As with most huge airports, passengers debark from the aircraft to face a long walk to the terminal.
Speedwalks in the terminal make the walk easier. I passed by thermal monitors on the lookout for fevers, right before the lineups at immigration and luggage carousels.
Exiting the baggage area, my first stop takes me on a turn right. Since my mobile phone from Canada hasn’t worked in Japan, I order a local mobile phone via ANA Skyweb for pickup, a week before the scheduled flight.
At the end of the terminal, the Ana sky porter had a mobile phone with my name on a list.
Turning around to come back through the centre of the terminal, I passed by the main escalator down to the trains.
There’s another wing of the terminal farther along, but my destination was the ATMs just to the left.
In Japan, credit cards are widely accepted, but it always pays to have a little cash for lunch and incidentals.
Just by the ATMs at this arrivals level, there are escalators down to the ticket hall.
Downstairs, local residents are likely to purchase their train tickets from the banks of automated machines . For foreigners, there’s another option.
To the right of the machines is a ticket counter.
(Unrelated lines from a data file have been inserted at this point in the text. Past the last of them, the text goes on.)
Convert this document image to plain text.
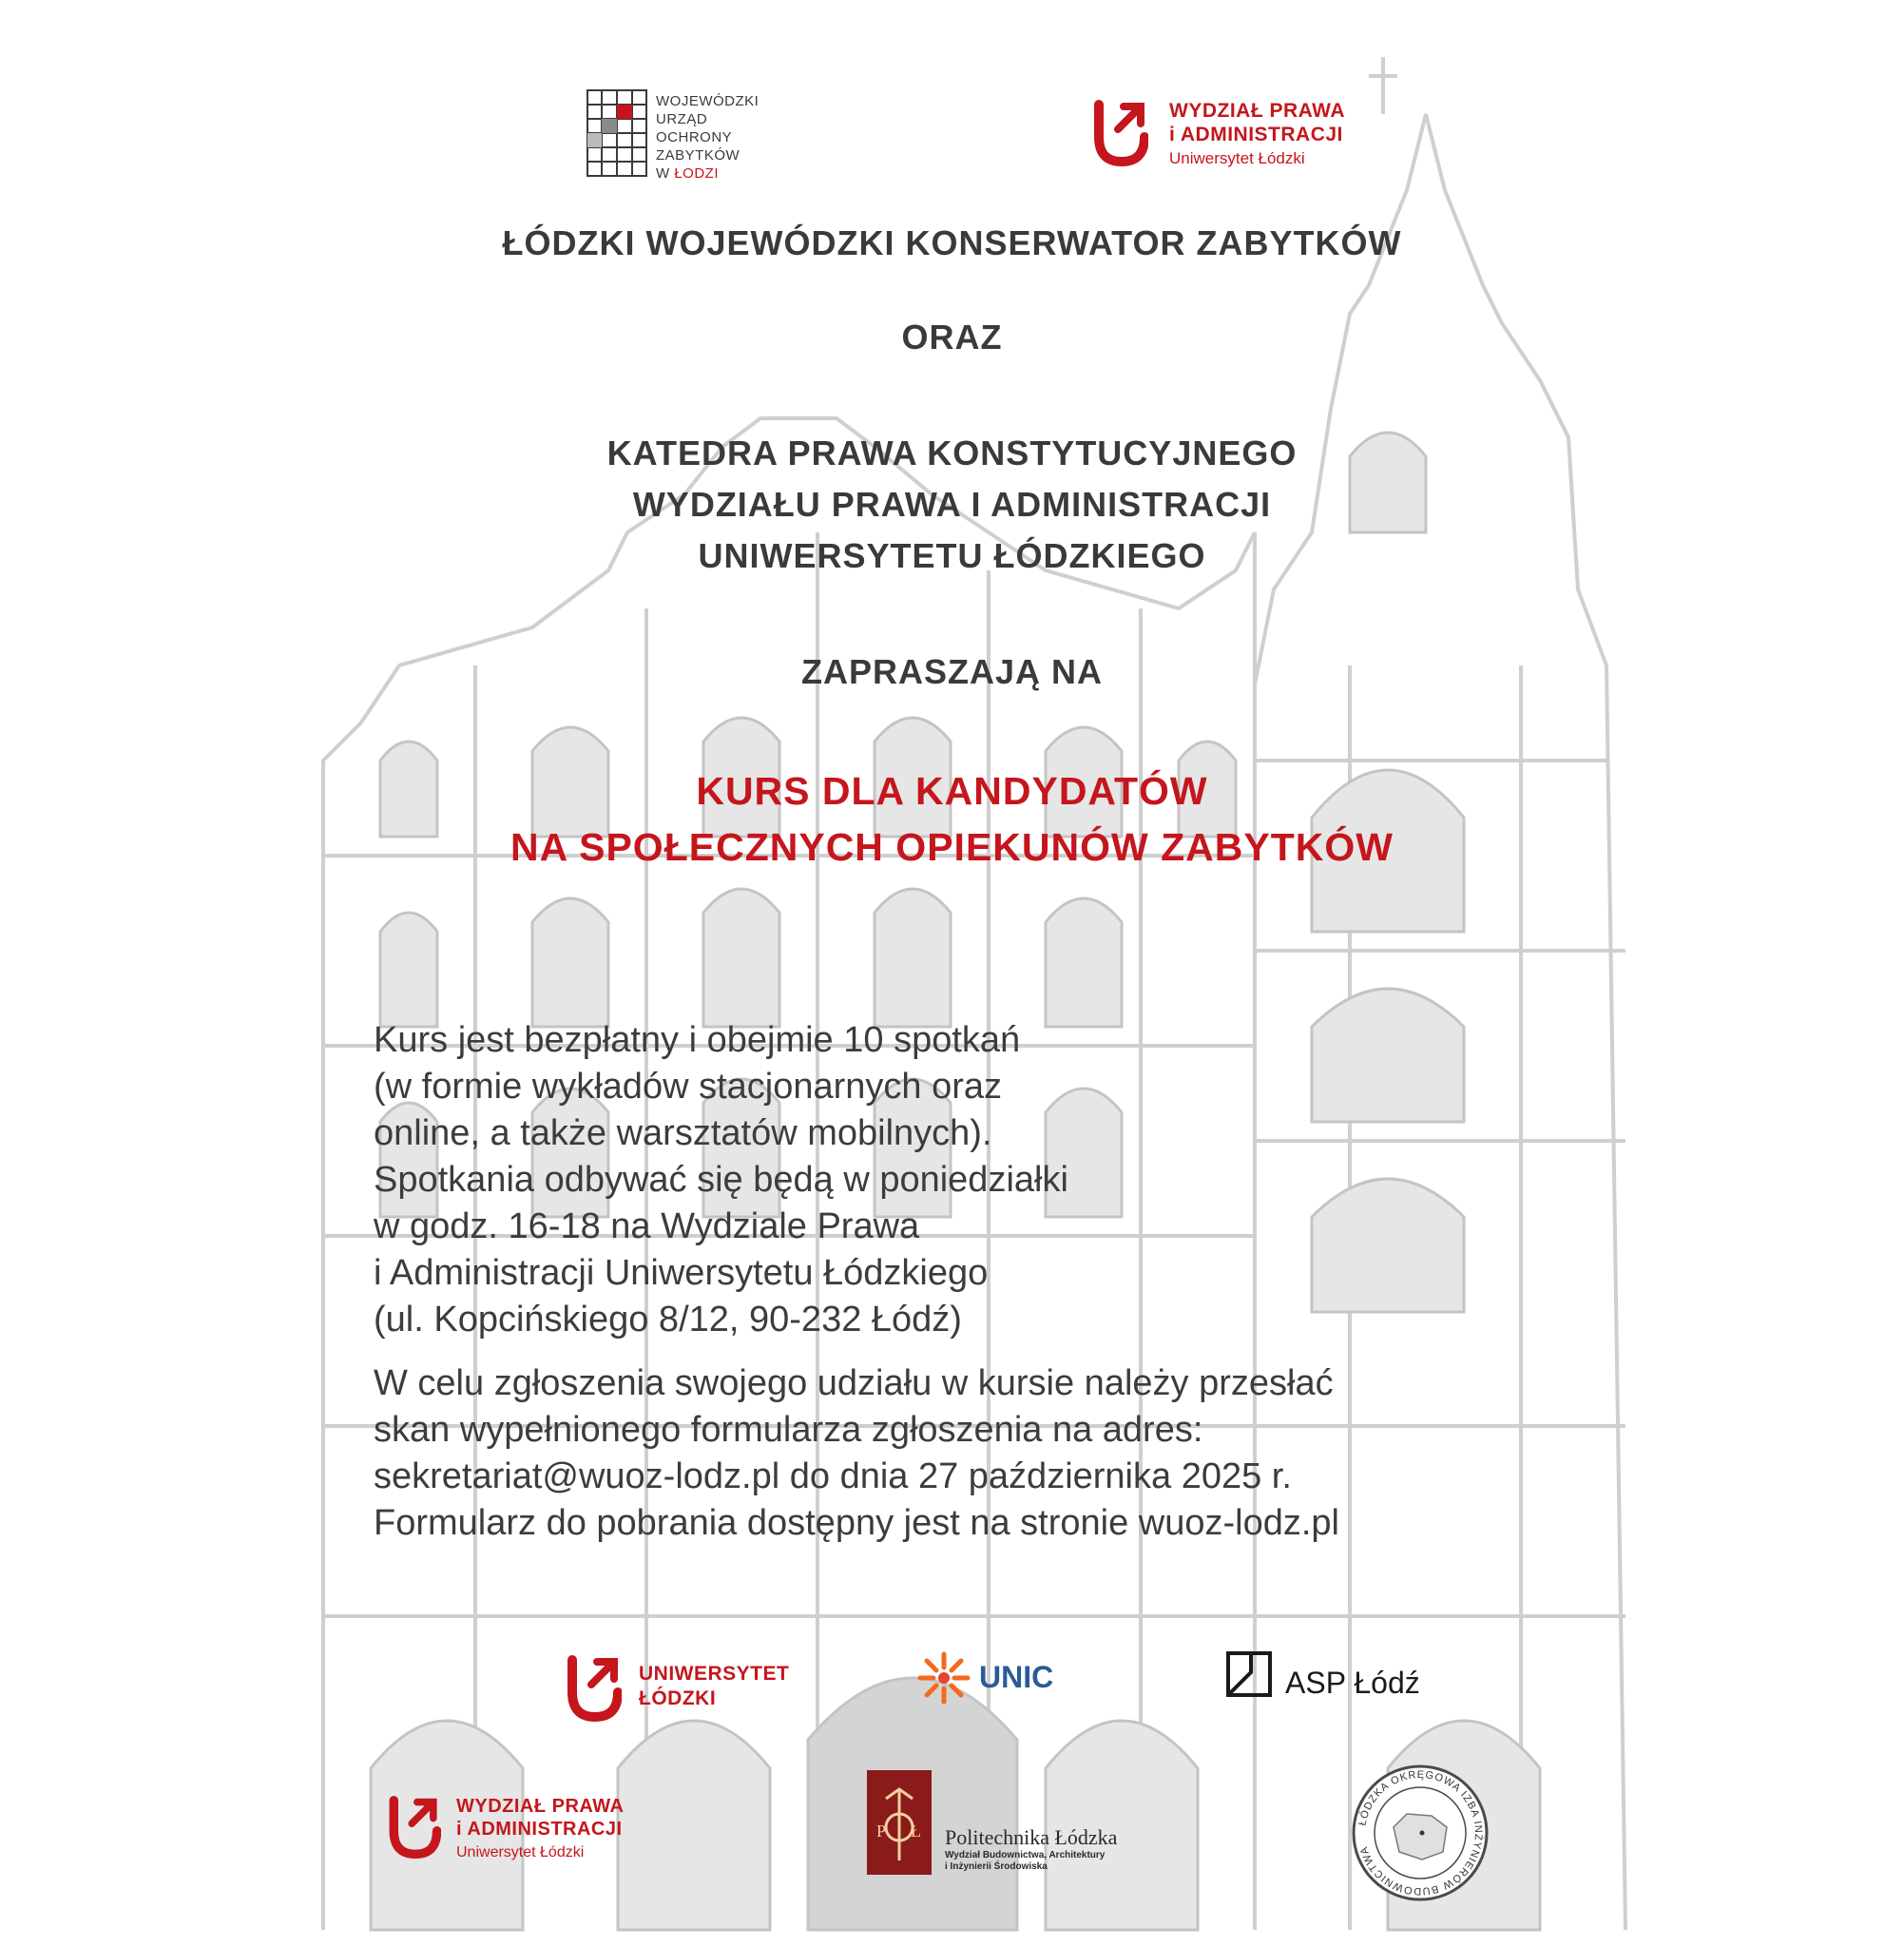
WOJEWÓDZKI
URZĄD
OCHRONY
ZABYTKÓW
W ŁODZI
WYDZIAŁ PRAWA
i ADMINISTRACJI
Uniwersytet Łódzki
ŁÓDZKI WOJEWÓDZKI KONSERWATOR ZABYTKÓW
ORAZ
KATEDRA PRAWA KONSTYTUCYJNEGO
WYDZIAŁU PRAWA I ADMINISTRACJI
UNIWERSYTETU ŁÓDZKIEGO
ZAPRASZAJĄ NA
KURS DLA KANDYDATÓW
NA SPOŁECZNYCH OPIEKUNÓW ZABYTKÓW
Kurs jest bezpłatny i obejmie 10 spotkań
(w formie wykładów stacjonarnych oraz
online, a także warsztatów mobilnych).
Spotkania odbywać się będą w poniedziałki
w godz. 16-18 na Wydziale Prawa
i Administracji Uniwersytetu Łódzkiego
(ul. Kopcińskiego 8/12, 90-232 Łódź)
W celu zgłoszenia swojego udziału w kursie należy przesłać
skan wypełnionego formularza zgłoszenia na adres:
sekretariat@wuoz-lodz.pl do dnia 27 października 2025 r.
Formularz do pobrania dostępny jest na stronie wuoz-lodz.pl
UNIWERSYTET
ŁÓDZKI
UNIC	ASP Łódź
WYDZIAŁ PRAWA
i ADMINISTRACJI
Uniwersytet Łódzki
P Ł Politechnika Łódzka
Wydział Budownictwa, Architektury
i Inżynierii Środowiska
ŁÓDZKA OKRĘGOWA IZBA INŻYNIERÓW BUDOWNICTWA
Visitors with foreign passwords are entitled to purchase the Suica + N’Ex card, at a discount. The Suica card eases boarding trains on the variety of companies in the Tokyo area easy, by allowing entry with a card swipe instead of a ticket obtained by pouring change into an automated ticket machine. The N’Ex card makes the ride into Tokyo on the Narita Express effectively “free” with the discount. The fare can be paid with a credit card, and the deposit on the card is refunded on its return to the airport.
After buying the card, the gates to the train are at the other end of the hall.
The platform to board trains is another level down on an escalator.
The specific platform and boarding time was printed on the ticket, and shown by the clerk at the ticket office.
Taking the express train means that I wouldn’t be making any stops, as listed on the schedule on the platform.
The ticket also specifies the seat in the car on the train, corresponding to the markers on the file floor.
The inbound train paused for a few minutes, to allow boarding for at a leisurely pace.
By the door, there was an area to store baggage. I’ve learned that most Japanese ship their luggage to the aiport rather than dragging them onto trains as do foreigners.
The seating on the Narita Express is like on airplanes … with a little more legroom.
After slightly less than an hour of looking out the window at pitch black darkness and then some city lights, the Narita Express arrived at Tokyo Station.
Getting from the airport train underground up to the city trains on elevated platforms means riding several elevators.
On the Yamanote line platform, the overhead signs reported the wait for the next trains.
Just to instill confidence, I also referred to the listing of next stops timed by minutes.
The Yamanote line has benches facing each other, with a wide path down the middle for standing room at rush hour. The cars are linked with so that advertising posters down the length of the train are visible.
Arriving at Tamachi station, I took the escalators up to the ticket hall.
Arriving on a weekend evening, the station was relatively quiet.
Exiting the gates, I turned towards the east exit of the station. This direction passes over the train tracks.
Tamachi station is open to the outdoors, with overhead cover extended down the escalators.
There’s fewer restaurants immediately on the east side of the train station. By the compass, the sidewalk actually leads southeast.
The Tamachi campus of the Tokyo Institute of Technology was lit up that evening.
At the first intersection, I turned right onto Shibaura Unga Dori, heading southwest.
Japanese sidewalks typically have a yellow tiled section to aid the visually impaired maintain a straight path. They’re less helpful for a visitor dragging trolley cases.
Halfway down the street, the office towers gradually came into sight.
At the corner is the Granpark tower, with a grocery store and some restaurants in the basement.
Across the street was my regular destination when staying in Tokyo, the Villa Fontaine Mita.
There’s one entry for the office tower, and another for the hotel. The hotel has a checki-in counter on the ground floor, and then rooms up on the top levels.
Settling in the hotel is usually happens around dinner time in the Tokyo time zone,. My body is confused from travelling from Eastern Time, 14 hours into the next day and across the international date line. I usually pick up a few things at the grocery store, and try to sleep early to ease into the Tokyo time.